Second, consider your investment goals. If you are an overseas buyer who wants to invest in Australia, but you find that it takes a long time for the capital appreciation of the house, you don't want to wait, and you want to see the return on investment as soon as possible, then find a rental Apartments with better returns can be rented.
But if you are in the early stage of investment and need to quickly expand your investment portfolio, quickly appreciate and cash out, and then buy a house, then a villa is the most suitable choice.
Third, calculate the rate of return on investment and capital appreciation. After quantitative analysis, the purchase cost and holding cost, plus cash flow analysis, and after comprehensive consideration, calculate which house is most suitable for you.
In terms of capital appreciation, detached villas are the highest, followed by townhouses and apartments, but in terms of rent-to-sale ratios, apartments are the highest, followed by townhouses and villas.

Fourth, you need to consider the housing prices and history of the target area. When buying a house, check the history of housing prices in the past 10 to 20 years. If a certain type of property in a certain area continues to rise after several rounds of housing market cycles, And if the annualized rate of return is good, in fact, whether it is rising or falling, you can buy it and hold it for a long time.
The fifth is to look at the long-term development. If you buy in a development zone, the future development factors are very important. Whether there will be a new airport, railway station, shopping center, or whether it will be an employment center in the future must be considered.
If you buy in an old area, you must pay attention to whether there is an old city renovation plan. If there is, it is basically guaranteed that the value-added will exceed the market.
However, if the terminal products of the old city renovation are apartments, the initial value increase may be relatively fast. When the number of completed apartments is too large, the capital appreciation will slow down. At this time, you can cash out in time and find a better investment target.
Generally speaking, high-end and scarce apartments are suitable for big bosses with abundant investment resources.
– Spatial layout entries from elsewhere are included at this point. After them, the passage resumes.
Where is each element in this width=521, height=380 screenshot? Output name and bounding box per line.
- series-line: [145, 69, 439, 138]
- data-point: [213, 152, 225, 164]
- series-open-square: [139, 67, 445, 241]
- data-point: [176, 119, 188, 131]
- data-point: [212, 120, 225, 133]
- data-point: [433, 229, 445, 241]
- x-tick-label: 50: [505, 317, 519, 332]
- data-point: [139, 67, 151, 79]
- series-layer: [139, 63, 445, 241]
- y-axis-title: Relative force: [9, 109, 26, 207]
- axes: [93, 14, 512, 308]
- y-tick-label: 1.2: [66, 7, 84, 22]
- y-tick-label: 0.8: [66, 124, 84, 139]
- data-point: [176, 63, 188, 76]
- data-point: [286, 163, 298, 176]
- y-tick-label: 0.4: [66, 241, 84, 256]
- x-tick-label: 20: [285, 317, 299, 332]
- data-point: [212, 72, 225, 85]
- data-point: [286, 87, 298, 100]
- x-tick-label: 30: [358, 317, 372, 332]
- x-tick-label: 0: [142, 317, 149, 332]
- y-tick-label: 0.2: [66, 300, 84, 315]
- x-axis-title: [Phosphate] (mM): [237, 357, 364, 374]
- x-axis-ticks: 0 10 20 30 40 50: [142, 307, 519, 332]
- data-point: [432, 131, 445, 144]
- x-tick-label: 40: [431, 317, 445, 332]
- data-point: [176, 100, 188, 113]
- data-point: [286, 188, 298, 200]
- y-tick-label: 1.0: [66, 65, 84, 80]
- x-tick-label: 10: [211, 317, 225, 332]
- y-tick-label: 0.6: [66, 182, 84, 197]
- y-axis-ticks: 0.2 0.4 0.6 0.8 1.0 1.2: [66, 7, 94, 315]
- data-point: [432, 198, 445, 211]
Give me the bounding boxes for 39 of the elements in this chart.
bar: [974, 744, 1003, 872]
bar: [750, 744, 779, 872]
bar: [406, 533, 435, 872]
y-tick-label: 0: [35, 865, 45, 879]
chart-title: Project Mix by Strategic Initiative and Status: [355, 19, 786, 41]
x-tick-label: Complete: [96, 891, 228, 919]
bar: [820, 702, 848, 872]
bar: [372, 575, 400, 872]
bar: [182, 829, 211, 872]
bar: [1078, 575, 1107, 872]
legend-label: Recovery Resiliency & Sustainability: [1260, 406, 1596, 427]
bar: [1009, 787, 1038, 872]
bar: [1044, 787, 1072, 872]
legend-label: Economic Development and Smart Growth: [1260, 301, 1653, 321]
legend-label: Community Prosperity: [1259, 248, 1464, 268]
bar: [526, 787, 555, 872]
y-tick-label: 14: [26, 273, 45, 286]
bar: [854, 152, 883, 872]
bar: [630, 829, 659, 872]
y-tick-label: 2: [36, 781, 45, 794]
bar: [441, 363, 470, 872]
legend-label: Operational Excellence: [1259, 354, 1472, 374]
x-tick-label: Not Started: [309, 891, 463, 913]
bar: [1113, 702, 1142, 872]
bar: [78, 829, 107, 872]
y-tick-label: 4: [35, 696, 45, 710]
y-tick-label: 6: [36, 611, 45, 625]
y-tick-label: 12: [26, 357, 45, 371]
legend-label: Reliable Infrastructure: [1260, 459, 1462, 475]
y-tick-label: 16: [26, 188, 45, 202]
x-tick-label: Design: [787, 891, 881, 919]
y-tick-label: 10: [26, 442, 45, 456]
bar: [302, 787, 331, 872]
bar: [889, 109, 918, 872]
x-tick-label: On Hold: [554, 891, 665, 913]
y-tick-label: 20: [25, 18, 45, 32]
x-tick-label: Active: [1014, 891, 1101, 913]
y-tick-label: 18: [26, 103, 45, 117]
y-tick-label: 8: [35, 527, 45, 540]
When buying, you need to pay attention to check the fireproof coating, whether there is a lawsuit with the builder, and whether there are any strange restrictions in strata by law, it is recommended to live by yourself The ratio is above 50%.
Townhouses are more suitable for people who have a little money, but not enough to buy a villa in one step. The family has a large population, the owner needs to go to work, and does not want to spend too much time cleaning the house.
If you are an investor who prefers a balance between the rent-to-sale ratio and capital appreciation, in addition to paying attention to all the problems of the apartment when purchasing, you should also pay attention to whether it is far away from local transportation, employment and shopping centers, if it is too far away , both in rent and capital appreciation will be greatly discounted
Independent villas are more suitable for large families to buy, and investment is more suitable for people who value capital appreciation and have strong earning ability at the same time, because holding independent villas requires relatively greater maintenance costs and cash flow.